Let $m=d-n$ and denote points in $\mathbb{R}^d=\mathbb{R}^{n+m}$ by $(x,y)$ with $x\in\mathbb{R}^n$ and $y\in\mathbb{R}^m$. Then $h$ satisfies the conditions of the implicit function theorem at the point $a=(a_x,a_y)$, as found in Rudin PMA Theorem 9.27 for example.
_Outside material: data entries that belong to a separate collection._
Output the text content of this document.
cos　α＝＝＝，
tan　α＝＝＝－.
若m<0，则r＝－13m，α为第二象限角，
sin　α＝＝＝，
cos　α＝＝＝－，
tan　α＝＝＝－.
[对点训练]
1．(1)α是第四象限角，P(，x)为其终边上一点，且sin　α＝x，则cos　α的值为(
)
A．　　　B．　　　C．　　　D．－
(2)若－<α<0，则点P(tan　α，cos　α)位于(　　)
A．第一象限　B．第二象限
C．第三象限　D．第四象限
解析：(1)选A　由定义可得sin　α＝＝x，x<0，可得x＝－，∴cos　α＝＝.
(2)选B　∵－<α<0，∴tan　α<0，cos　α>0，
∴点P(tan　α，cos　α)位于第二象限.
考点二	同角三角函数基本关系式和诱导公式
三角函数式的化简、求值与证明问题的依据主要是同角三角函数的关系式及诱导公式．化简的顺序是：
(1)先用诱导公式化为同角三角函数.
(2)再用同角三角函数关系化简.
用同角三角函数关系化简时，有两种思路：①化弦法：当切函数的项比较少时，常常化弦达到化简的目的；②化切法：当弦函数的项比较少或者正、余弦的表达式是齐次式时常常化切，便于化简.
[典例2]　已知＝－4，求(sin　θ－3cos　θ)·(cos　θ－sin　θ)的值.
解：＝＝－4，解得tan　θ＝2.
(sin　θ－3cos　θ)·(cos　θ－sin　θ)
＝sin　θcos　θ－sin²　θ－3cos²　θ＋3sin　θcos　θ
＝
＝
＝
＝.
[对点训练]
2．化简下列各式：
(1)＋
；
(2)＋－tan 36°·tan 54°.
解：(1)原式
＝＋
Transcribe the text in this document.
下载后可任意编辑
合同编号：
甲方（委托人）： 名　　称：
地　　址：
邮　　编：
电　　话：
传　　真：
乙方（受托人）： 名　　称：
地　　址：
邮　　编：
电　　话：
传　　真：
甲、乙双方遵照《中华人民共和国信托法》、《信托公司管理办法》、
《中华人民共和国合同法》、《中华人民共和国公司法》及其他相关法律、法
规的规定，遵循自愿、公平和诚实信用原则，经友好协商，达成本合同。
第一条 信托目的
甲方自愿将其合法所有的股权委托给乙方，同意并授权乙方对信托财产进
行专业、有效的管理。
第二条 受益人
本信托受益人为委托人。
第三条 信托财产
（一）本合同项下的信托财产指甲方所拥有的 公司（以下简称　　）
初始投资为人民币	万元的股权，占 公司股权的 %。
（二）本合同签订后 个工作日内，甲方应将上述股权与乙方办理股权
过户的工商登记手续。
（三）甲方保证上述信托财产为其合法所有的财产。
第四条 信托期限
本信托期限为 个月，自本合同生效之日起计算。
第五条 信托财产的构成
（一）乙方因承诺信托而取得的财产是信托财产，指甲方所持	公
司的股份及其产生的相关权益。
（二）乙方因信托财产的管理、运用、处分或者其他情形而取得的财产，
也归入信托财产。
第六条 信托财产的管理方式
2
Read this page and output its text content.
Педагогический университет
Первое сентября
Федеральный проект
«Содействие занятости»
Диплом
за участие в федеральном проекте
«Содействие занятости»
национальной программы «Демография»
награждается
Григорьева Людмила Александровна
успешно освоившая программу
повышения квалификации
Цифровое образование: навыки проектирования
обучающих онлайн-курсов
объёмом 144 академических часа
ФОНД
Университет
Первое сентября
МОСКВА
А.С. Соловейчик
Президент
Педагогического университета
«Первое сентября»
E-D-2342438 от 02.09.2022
Therefore, there exists open sets $U\subset \mathbb{R}^{n+m}$ and $W\subset \mathbb R^m$ with $(a_x,a_y)\in U$ and $a_y\in W$, and a continuously differentiable function $g:W\to\mathbb R^n$ such that $g(a_y)=a_x$ and $h(g(y),y)=0$ for all $y\in W$. In particular we have
$$\{(g(y),y):y\in W\}\subset M \quad \quad (2)$$
Define the function $F:W\to \mathbb R$ by $F(y)=f(g(y),y)$. This functions is differentiable on $W$, and the chain rule gives $F'(y)=f'(g(y),y)\begin{bmatrix} g'(y)\\ I_m \end{bmatrix}$. Since $a_y\in W$ and $g$ is continuous at $a_y$, it follows from $(2)$ that $F$ has an unconstrained local extremum at $a_y$. For if there exists an $r>0$ such that $f|_{M\cap B_r(a)}$ has an unconstrained extremum at $a$, then by choosing $\delta>0$ sufficiently small we obtain $(g(y),y)\in M\cap B_r(a)$ whenever $y\in W\cap B_{\delta}(a_y)$. Using the fact that the derivative must vanish at a local extremum, and partitioning $f'(a)=[f_x'(a) \quad f_y'(a)]$, we get
$$0=F'(a_y)=[f_x'(a) \quad f_y'(a)]\begin{bmatrix} g'(a_y)\\ I_m \end{bmatrix}=f_x'(a)g'(a_y)+ f_y'(a) \quad \quad (3)$$
Next consider the function $H:W\to\mathbb R^{n+m}$ defined by $H(y)=h(g(y),y)$. This functions is differentiable on $W$, and the chain rule gives $H'(y)=h'(g(y),y)\begin{bmatrix} g'(y)\\ I_m \end{bmatrix}$. Moreover we have $H=0$ by definition of $g$, and so in particular
$$0=H'(a_y)=[h_x'(a) \quad h_y'(a)]\begin{bmatrix} g'(a_y)\\ I_m \end{bmatrix}=h_x'(a)g'(a_y)+ h_y'(a) \quad \quad (4)$$
where we partioned $h'(a)=[h_x'(a) \quad h_y'(a)]$. Since the first $n$ columns of $h'(a)$ are linearly independent, $h_x'(a)$ is invertible, and from $(4)$ we get
$$g'(a_y)=-[h_x'(a)]^{-1}h_y'(a) \quad \quad (5)$$
Substituting $(5)$ in $(3)$ and solving for $f_y'(a) $ we obtain
$$f_y'(a) =\Lambda h_y'(a) \quad \quad (6)$$
where $\Lambda:=f_x'(a)[h_x'(a)]^{-1}:=[\lambda_1,\dots,\lambda_n]$. But we also have
$$f'_x(a)=f'_x(a)[h_x'(a)]^{-1}h_x'(a)=\Lambda h_x'(a) \quad \quad (7)$$
so combining $(6)$ and $(7)$ gives
$$f'(a)=[f'_x(a) \quad f'_y(a)]=\Lambda [h_x'(a)\quad h_y'(a)]=\Lambda h'(a)$$
Transposing gives $(1)$, as desired.